A chorioangioma is a benign tumor made up of too many blood vessels that form in the placenta. These vessels may be connected to the baby via the umbilical cord. Although development of a chorioangioma during pregnancy is not uncommon, large chorioangiomas are rare.
- What is Chorioangioma?
A chorioangioma is a benign tumor made up of too many blood vessels that form in the placenta. These vessels may be connected to the baby via the umbilical cord. Although development of a chorioangioma during pregnancy is not uncommon, large chorioangiomas are rare. Larger masses can be associated with pregnancy complications, including:
- Maternal and fetal clotting problems
- Intrauterine growth restriction
- Premature delivery
- Fetal heart failure
- Hydrops (excess fluid) affecting the fetus
A chorioangioma is thought to arise as a malformation of the tissue of the placenta. As it grows, the tumor acts as a shunt between fetal arteries and veins leading to progressive heart failure in the baby if the condition is left undetected.

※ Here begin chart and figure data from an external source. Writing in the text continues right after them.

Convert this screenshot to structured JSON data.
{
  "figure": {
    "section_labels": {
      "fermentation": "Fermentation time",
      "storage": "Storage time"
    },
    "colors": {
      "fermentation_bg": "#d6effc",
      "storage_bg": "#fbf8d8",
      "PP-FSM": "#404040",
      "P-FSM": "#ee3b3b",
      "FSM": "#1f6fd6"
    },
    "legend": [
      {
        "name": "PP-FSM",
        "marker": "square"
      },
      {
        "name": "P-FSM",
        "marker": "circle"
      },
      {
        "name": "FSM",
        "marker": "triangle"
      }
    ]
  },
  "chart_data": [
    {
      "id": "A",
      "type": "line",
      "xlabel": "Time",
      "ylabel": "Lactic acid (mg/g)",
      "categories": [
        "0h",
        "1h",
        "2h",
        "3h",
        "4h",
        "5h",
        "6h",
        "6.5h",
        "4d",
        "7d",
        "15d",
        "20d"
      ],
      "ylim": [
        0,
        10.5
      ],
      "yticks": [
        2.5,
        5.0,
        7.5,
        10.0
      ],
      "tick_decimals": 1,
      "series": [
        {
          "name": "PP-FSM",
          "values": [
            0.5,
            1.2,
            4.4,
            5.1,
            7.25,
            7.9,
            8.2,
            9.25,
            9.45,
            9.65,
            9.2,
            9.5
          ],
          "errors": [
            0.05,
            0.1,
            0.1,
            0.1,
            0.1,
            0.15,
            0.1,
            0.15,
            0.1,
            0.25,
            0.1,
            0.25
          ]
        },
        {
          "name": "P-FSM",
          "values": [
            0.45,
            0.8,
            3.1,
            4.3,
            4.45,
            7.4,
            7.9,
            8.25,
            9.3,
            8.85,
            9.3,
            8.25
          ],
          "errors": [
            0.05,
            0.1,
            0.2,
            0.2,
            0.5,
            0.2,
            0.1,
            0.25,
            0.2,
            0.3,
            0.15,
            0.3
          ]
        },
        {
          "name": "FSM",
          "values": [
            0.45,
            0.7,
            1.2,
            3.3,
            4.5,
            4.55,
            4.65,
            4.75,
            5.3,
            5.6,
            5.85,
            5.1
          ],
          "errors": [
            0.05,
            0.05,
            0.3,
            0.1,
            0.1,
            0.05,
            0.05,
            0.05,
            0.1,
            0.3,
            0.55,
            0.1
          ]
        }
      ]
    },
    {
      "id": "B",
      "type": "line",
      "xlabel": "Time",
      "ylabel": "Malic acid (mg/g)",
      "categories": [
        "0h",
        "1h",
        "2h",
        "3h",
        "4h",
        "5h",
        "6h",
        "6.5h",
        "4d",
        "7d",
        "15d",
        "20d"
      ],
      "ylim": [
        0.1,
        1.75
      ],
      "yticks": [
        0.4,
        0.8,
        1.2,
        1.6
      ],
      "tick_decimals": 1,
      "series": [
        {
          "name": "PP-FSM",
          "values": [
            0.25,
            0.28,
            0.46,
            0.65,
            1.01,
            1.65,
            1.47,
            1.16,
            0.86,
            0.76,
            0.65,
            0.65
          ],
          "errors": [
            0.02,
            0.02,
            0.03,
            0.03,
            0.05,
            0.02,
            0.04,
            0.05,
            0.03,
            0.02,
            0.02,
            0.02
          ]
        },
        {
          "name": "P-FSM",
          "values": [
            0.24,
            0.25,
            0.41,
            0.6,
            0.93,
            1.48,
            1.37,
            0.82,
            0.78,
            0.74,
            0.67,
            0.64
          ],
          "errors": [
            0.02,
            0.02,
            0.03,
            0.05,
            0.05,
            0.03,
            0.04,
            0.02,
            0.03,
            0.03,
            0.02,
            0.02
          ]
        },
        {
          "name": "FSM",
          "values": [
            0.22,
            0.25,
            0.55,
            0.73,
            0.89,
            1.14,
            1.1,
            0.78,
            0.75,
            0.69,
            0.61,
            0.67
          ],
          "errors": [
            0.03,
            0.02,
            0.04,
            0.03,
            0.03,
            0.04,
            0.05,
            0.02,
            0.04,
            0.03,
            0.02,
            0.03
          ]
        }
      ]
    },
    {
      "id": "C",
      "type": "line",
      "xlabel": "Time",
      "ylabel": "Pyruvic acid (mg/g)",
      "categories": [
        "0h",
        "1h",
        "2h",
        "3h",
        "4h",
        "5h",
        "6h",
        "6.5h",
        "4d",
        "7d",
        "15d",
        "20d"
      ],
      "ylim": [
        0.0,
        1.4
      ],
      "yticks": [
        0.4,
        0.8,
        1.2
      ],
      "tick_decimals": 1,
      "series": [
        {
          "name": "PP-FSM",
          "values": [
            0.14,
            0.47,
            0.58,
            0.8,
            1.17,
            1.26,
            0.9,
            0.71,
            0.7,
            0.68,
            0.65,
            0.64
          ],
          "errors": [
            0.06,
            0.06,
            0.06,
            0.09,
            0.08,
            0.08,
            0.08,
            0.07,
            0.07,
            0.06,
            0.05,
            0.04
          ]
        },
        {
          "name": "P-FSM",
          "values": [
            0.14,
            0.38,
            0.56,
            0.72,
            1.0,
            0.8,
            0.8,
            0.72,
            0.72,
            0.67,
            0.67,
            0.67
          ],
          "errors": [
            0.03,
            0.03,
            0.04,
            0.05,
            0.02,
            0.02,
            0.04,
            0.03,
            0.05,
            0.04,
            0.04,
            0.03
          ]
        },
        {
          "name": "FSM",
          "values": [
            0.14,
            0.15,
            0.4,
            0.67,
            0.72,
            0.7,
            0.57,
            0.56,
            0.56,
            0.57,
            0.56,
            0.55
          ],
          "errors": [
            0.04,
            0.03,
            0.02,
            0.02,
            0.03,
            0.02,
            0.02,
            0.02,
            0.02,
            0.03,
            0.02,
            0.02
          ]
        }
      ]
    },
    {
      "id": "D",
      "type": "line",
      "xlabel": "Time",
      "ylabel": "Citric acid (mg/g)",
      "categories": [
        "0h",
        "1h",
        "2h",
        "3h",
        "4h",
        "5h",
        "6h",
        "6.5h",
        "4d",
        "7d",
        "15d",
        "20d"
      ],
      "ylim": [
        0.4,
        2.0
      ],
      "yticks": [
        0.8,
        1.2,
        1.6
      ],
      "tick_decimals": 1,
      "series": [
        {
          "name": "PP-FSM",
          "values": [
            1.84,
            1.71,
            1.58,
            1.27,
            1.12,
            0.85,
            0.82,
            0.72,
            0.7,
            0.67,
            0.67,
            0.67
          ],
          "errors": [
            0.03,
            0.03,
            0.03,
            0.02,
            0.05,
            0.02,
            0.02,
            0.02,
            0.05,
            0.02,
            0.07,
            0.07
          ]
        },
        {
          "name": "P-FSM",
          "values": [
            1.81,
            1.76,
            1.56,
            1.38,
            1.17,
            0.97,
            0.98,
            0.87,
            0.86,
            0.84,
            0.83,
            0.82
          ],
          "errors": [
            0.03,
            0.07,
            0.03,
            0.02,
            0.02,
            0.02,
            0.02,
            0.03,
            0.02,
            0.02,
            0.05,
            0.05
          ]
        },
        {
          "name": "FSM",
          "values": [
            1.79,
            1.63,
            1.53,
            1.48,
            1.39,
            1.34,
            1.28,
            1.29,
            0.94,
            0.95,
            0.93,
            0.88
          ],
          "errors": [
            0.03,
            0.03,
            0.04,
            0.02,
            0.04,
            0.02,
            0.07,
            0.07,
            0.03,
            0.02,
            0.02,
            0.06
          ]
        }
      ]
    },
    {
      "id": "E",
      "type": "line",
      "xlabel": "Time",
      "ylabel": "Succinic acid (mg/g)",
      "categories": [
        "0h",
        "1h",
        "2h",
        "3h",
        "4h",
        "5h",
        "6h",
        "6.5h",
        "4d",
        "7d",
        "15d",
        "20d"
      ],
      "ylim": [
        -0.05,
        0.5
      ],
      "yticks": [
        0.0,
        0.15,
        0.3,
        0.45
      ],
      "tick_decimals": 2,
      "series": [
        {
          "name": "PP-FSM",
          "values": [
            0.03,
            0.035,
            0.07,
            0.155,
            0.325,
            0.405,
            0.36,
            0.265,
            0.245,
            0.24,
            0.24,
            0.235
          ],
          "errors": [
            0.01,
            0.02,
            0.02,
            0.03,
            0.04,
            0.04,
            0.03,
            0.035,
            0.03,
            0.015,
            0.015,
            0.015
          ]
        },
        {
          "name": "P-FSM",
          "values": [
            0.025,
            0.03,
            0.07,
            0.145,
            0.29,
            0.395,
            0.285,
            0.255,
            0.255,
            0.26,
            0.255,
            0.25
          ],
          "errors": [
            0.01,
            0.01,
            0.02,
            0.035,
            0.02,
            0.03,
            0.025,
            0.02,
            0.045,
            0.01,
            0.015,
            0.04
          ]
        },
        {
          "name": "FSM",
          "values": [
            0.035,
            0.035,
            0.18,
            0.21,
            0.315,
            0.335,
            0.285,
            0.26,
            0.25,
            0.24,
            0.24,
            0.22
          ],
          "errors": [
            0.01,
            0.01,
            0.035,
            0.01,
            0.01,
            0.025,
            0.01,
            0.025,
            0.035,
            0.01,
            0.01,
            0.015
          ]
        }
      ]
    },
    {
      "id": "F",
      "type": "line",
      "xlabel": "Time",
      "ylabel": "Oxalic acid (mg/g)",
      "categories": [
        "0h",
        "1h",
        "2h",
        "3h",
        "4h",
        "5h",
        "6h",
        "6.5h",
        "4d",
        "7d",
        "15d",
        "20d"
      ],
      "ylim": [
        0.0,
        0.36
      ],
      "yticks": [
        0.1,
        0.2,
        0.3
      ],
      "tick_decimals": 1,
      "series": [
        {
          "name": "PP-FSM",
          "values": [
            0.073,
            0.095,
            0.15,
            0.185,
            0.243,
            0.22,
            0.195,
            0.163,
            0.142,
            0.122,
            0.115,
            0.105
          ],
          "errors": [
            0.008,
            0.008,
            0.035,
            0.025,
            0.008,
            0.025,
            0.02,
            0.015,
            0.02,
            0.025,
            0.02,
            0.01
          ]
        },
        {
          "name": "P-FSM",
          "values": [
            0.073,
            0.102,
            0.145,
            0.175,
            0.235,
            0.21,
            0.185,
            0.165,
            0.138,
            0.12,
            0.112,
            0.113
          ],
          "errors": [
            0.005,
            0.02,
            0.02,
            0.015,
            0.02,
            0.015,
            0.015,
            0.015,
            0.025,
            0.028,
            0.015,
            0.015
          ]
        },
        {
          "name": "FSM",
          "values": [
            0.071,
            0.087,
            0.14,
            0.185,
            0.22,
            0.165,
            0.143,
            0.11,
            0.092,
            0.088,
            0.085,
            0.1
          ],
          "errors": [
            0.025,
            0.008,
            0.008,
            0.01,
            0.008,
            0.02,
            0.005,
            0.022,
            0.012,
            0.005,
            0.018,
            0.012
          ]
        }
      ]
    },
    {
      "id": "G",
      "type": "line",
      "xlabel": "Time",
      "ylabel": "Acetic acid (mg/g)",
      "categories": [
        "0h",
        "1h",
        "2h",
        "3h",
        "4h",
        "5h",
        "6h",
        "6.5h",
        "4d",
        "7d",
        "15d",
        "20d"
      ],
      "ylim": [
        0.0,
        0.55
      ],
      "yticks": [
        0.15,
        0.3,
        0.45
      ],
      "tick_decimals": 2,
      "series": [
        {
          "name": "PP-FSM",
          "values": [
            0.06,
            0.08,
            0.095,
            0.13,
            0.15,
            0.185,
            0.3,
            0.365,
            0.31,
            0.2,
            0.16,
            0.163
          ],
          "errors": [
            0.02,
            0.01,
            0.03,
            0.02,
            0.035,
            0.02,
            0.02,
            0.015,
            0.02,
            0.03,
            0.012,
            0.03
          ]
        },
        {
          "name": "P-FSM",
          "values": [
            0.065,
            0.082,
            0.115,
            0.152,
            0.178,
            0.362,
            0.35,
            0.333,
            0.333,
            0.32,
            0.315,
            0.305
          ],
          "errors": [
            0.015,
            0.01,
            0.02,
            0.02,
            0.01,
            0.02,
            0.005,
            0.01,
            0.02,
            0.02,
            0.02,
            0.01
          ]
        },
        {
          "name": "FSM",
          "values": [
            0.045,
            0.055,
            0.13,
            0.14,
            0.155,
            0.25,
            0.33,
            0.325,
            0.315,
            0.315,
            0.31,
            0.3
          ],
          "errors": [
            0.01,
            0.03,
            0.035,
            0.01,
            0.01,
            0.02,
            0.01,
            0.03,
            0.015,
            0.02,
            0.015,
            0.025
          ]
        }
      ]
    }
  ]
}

- Prenatal Diagnosis of a Chorioangioma
Chorioangiomas tend to occur on the fetal side of the placenta, close to the umbilical cord insertion, and protrude into the amniotic cavity. One may be detected after a routine blood test shows abnormally high alpha fetoprotein levels in the mother’s blood. High-definition ultrasound technology may also detect a mass.
To better assess the pattern of blood flow within the tumor and determine the extent of any blood flow restrictions, our physicians may perform a non-invasive Doppler umbilical study as well. A large chorioangioma may present with an unusually decreased blood flow on color Doppler images.
- How We Treat Chorioangioma
Most pregnancies with a chorioangioma do not require immediate treatment while the baby is in the womb. Because many of the tumors are asymptomatic, they may be monitored throughout a woman’s pregnancy using ultrasound. Some chorioangiomas may even diminish on their own during the course of pregnancy. In rare cases of large chorioangiomas (defined as larger than 4 centimeters), the baby may need faster treatment.
The maternal fetal medicine physicians and surgeons of Fetal Care Center Dallas are skilled to provide a number of treatment approaches to address a chorioangioma.
This may be necessary if there is ultrasound evidence that your baby has anemia (low red blood cell count). Platelet transfusion may also be necessary. Intrauterine transfusion involves transfusing blood through a needle inserted through your abdomen and uterus and into your baby’s umbilical cord to treat the anemia while your baby is still in utero. The procedure is performed under ultrasound guidance for precise insertion.
Amnioreduction is a procedure in which a needle is inserted into the amniotic cavity using ultrasound guidance to remove excess fluid with the purpose of decompressing the womb to prevent preterm delivery. This procedure may be necessary if the excess amniotic fluid causes preterm contractions and/or a shortened cervix.
Surgical Fetoscopy and Laser Ablation
A minimally invasive fetoscopic procedure may be performed under ultrasound guidance to aid in laser closure of the vessels feeding the tumor. The abnormal blood vessels are sealed and prevented from further enlarging and causing blood-flow restrictions.
- Outlook for Babies with Chorioangioma
The overall prognosis for babies diagnosed with chorioangiomas is somewhat dependent on the presence or development of hydrops. In general, small tumors are considered to have little effect on fetuses and subsequent newborns.